Whether an individual working for you qualifies as an employee or an independent contractor is a question with no clear answer. Often the employer’s decision on whether to classify an employee as exempt or non-exempt is based on a written job description. The classification decision is made by human resource personnel or even legal counsel under the assumption that the job description accurately describes the duties performed by the employee. Problems arise when job descriptions are either not accurate or become out-dated as the duties of the job change over time
When weighing the benefits of an independent contractor vs. employee advantages, the former is sometimes favorable – particularly in the current business climate. However, the potential liability associated with misclassifying these workers can lead to financial ruin. The growing use and simultaneous need for 1099s forces the question: How do employers keep the specialized talent they need and stay compliant with state and federal regulations?
There are several strategies to help alleviate this potential problem for employers. The goal of any strategy is to have an accurate and up-to-date job description. One option is to have employees either draft or review their job description annually, or when any significant change in employment occurs. Employers can have the employees sign an acknowledgment that the description accurately reflects the actual job duties.

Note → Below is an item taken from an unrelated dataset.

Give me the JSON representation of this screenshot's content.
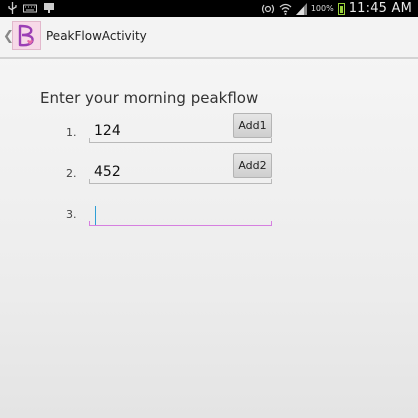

For protection, you need to document the facts before the first day of work and continue as the project progresses. It’s too difficult to reconstruct facts several years later, after memories have faded, key people are not available, and the consultant may be on the other side of the challenge. It’s also important to document the facts surrounding “off boarding” the consultant when the project is completed. Many legal issues arise when the consultant leaves. It’s not uncommon for former independent contractors to feel they received a raw deal and hire an attorney to make it right.